Pennsylvania property owners who do not have an estate plan should consider the benefits of creating a will or trust. Without there being a will or trust in place, the assets and property of individuals who pass away will be distributed according to law as dictated by the decedent’s bloodline. If there are certain responsibilities or assets that someone wants to give to a particular person, such as appointing a guardian for a child, it is important to document those preferences in a will.
Individuals who are preparing an estate plan will need to make a list of all of their property, assets and other items they plan to pass onto their beneficiaries, such as a family heirloom. They may then speak with an experienced lawyer to determine whether it makes more sense to have a will, a trust or both. If someone intends to add more assets to the trust at a later date, it may be best to create a revocable will, which can be amended later on. If someone is more concerned with immediate tax benefits, it is possible that an irrevocable trust could have more to offer.

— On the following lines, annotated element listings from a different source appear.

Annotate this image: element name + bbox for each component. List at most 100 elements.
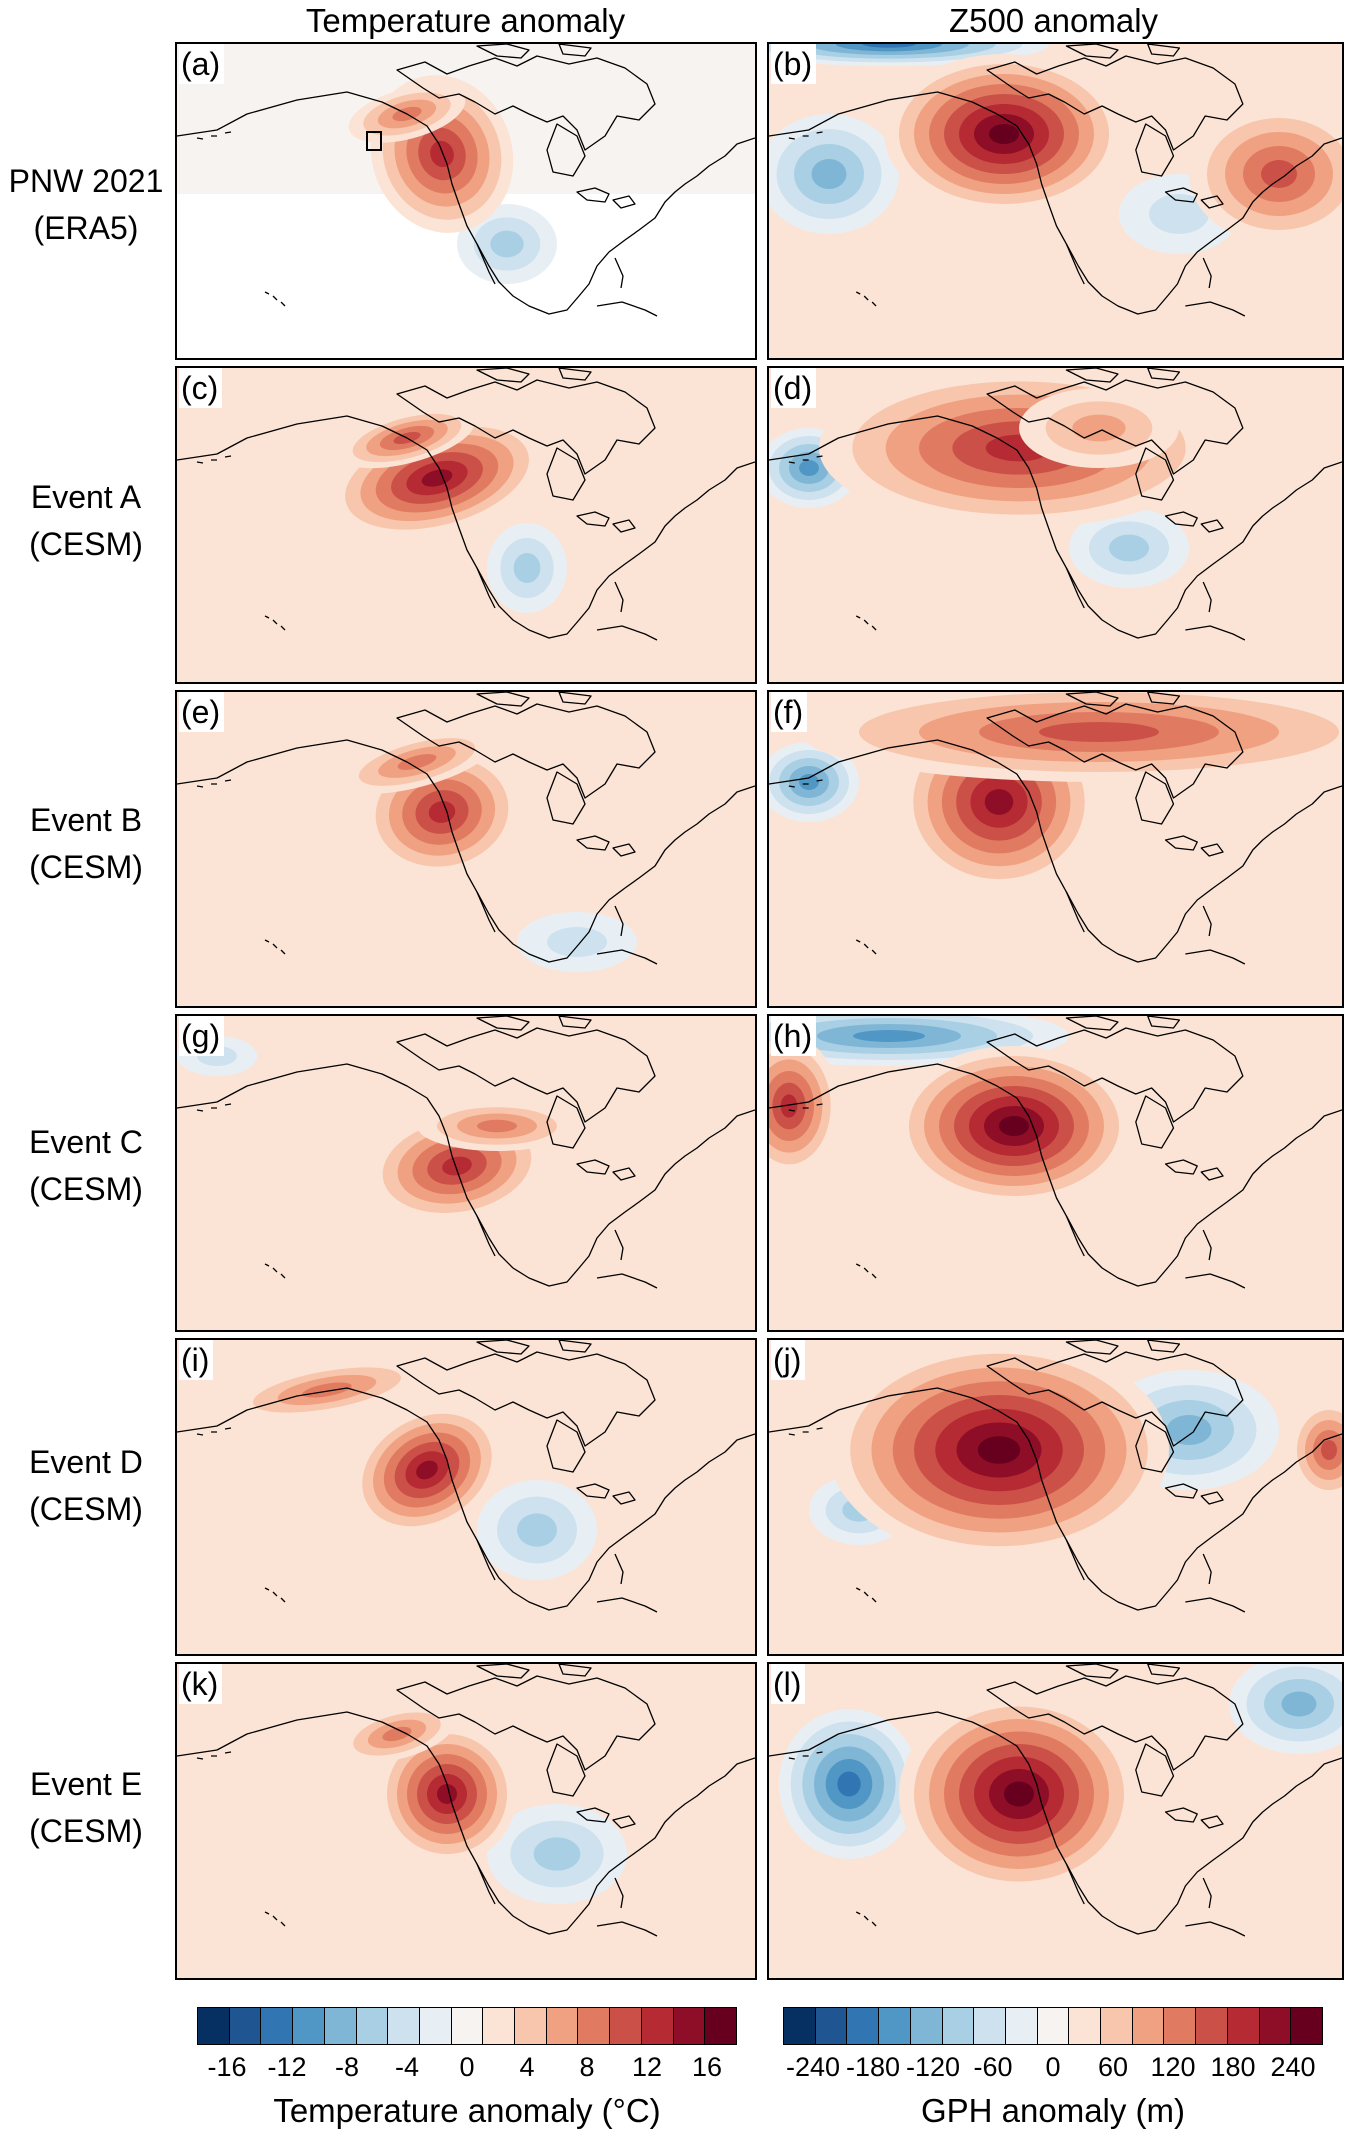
temperature-colorbar-swatch	[451, 2008, 484, 2044]
temperature-map-panel-k: (k)	[175, 1662, 757, 1980]
gph-colorbar-swatch	[1037, 2008, 1070, 2044]
temperature-colorbar-tick-label: 8	[579, 2052, 595, 2082]
coastline	[177, 44, 755, 317]
coastline	[769, 44, 1342, 317]
panel-label: (g)	[179, 1016, 225, 1056]
panel-label: (i)	[179, 1340, 214, 1380]
temperature-colorbar-swatch	[610, 2008, 642, 2044]
z500-map-panel-d: (d)	[767, 366, 1344, 684]
gph-colorbar-swatch	[847, 2008, 880, 2044]
gph-colorbar-tick-label: 0	[1045, 2052, 1061, 2082]
gph-colorbar-tick-label: 60	[1097, 2052, 1129, 2082]
gph-colorbar-swatch	[1069, 2008, 1102, 2044]
temperature-colorbar-tick-label: 12	[631, 2052, 663, 2082]
z500-map-panel-h: (h)	[767, 1014, 1344, 1332]
gph-colorbar-tick-label: 240	[1270, 2052, 1316, 2082]
temperature-colorbar-swatch	[198, 2008, 230, 2044]
temperature-map-panel-c: (c)	[175, 366, 757, 684]
temperature-colorbar-swatch	[229, 2008, 262, 2044]
panel-label: (a)	[179, 44, 225, 84]
gph-colorbar-swatch	[1005, 2008, 1038, 2044]
temperature-colorbar-swatch	[261, 2008, 294, 2044]
panel-label: (c)	[179, 368, 223, 408]
temperature-map-panel-a: (a)	[175, 42, 757, 360]
row-label-event-b: Event B (CESM)	[29, 802, 143, 885]
row-label-event-c: Event C (CESM)	[29, 1124, 143, 1207]
temperature-colorbar-ticks: -16 -12 -8 -4 0 4 8 12 16	[197, 2052, 737, 2088]
temperature-colorbar-swatch	[324, 2008, 357, 2044]
temperature-colorbar-swatch	[419, 2008, 452, 2044]
temperature-map-panel-g: (g)	[175, 1014, 757, 1332]
z500-map-panel-f: (f)	[767, 690, 1344, 1008]
temperature-colorbar-swatch	[641, 2008, 674, 2044]
coastline	[177, 692, 755, 965]
row-label-event-d: Event D (CESM)	[29, 1444, 143, 1527]
temperature-colorbar-swatch	[388, 2008, 420, 2044]
panel-label: (h)	[771, 1016, 817, 1056]
gph-colorbar-swatch	[974, 2008, 1006, 2044]
temperature-colorbar-swatch	[483, 2008, 516, 2044]
gph-colorbar-tick-label: -120	[905, 2052, 961, 2082]
gph-colorbar-tick-label: 120	[1150, 2052, 1196, 2082]
gph-colorbar-swatch	[942, 2008, 975, 2044]
coastline	[769, 1016, 1342, 1289]
temperature-colorbar-tick-label: 16	[691, 2052, 723, 2082]
gph-colorbar-tick-label: -240	[785, 2052, 841, 2082]
gph-colorbar-swatch	[1132, 2008, 1165, 2044]
panel-label: (e)	[179, 692, 225, 732]
coastline	[177, 1016, 755, 1289]
z500-map-panel-l: (l)	[767, 1662, 1344, 1980]
panel-label: (f)	[771, 692, 808, 732]
temperature-colorbar-tick-label: 4	[519, 2052, 535, 2082]
gph-colorbar-swatch	[1101, 2008, 1133, 2044]
gph-colorbar-tick-label: -180	[845, 2052, 901, 2082]
z500-column-title: Z500 anomaly	[948, 2, 1159, 39]
coastline	[769, 368, 1342, 641]
gph-colorbar-swatch	[784, 2008, 816, 2044]
temperature-colorbar	[197, 2007, 737, 2045]
temperature-colorbar-swatch	[515, 2008, 547, 2044]
gph-colorbar	[783, 2007, 1323, 2045]
coastline	[769, 1664, 1342, 1937]
temperature-colorbar-title: Temperature anomaly (°C)	[273, 2092, 661, 2129]
panel-label: (k)	[179, 1664, 223, 1704]
temperature-colorbar-swatch	[293, 2008, 325, 2044]
temperature-colorbar-swatch	[578, 2008, 611, 2044]
temperature-colorbar-swatch	[546, 2008, 579, 2044]
gph-colorbar-swatch	[1227, 2008, 1260, 2044]
temperature-colorbar-swatch	[673, 2008, 706, 2044]
temperature-map-panel-e: (e)	[175, 690, 757, 1008]
temperature-colorbar-tick-label: -12	[267, 2052, 307, 2082]
gph-colorbar-swatch	[879, 2008, 911, 2044]
temperature-colorbar-tick-label: -4	[394, 2052, 420, 2082]
temperature-colorbar-tick-label: -8	[334, 2052, 360, 2082]
gph-colorbar-title: GPH anomaly (m)	[920, 2092, 1186, 2129]
gph-colorbar-tick-label: 180	[1210, 2052, 1256, 2082]
temperature-colorbar-tick-label: 0	[459, 2052, 475, 2082]
gph-colorbar-swatch	[815, 2008, 848, 2044]
gph-colorbar-swatch	[1196, 2008, 1228, 2044]
row-label-event-a: Event A (CESM)	[29, 479, 143, 562]
temperature-colorbar-tick-label: -16	[207, 2052, 247, 2082]
temperature-colorbar-swatch	[356, 2008, 389, 2044]
panel-label: (j)	[771, 1340, 806, 1380]
row-label-pnw-2021: PNW 2021 (ERA5)	[8, 163, 164, 246]
gph-colorbar-swatch	[910, 2008, 943, 2044]
gph-colorbar-tick-label: -60	[973, 2052, 1013, 2082]
row-label-event-e: Event E (CESM)	[29, 1766, 143, 1849]
coastline	[769, 692, 1342, 965]
gph-colorbar-swatch	[1291, 2008, 1322, 2044]
gph-colorbar-swatch	[1259, 2008, 1292, 2044]
temperature-map-panel-i: (i)	[175, 1338, 757, 1656]
coastline	[769, 1340, 1342, 1613]
gph-colorbar-ticks: -240 -180 -120 -60 0 60 120 180 240	[783, 2052, 1323, 2088]
z500-map-panel-j: (j)	[767, 1338, 1344, 1656]
coastline	[177, 1340, 755, 1613]
panel-label: (d)	[771, 368, 817, 408]
panel-label: (b)	[771, 44, 817, 84]
temperature-column-title: Temperature anomaly	[305, 2, 626, 39]
temperature-colorbar-swatch	[705, 2008, 736, 2044]
panel-label: (l)	[771, 1664, 806, 1704]
coastline	[177, 1664, 755, 1937]
coastline	[177, 368, 755, 641]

In addition to setting forth the beneficiaries of a will or trust, an estate plan can also dictate how certain assets will be distributed. For instance, a parent could make a child’s receipt of a certain amount of money contingent upon the child attending college. Estate planning should also include considering a a power of attorney in case they later become mentally or physically incapacitated, and a living will or advance healthcare directive to help guide end-of-life decisionmaking.
Estate planning can be easier and less expensive than many people think, and it might even save people or their beneficiaries money in the long run. Competent estate planning provides peace of mind. Individuals with assets in Pennsylvania should consult with a local estate planning attorney who can guide them through the whole process.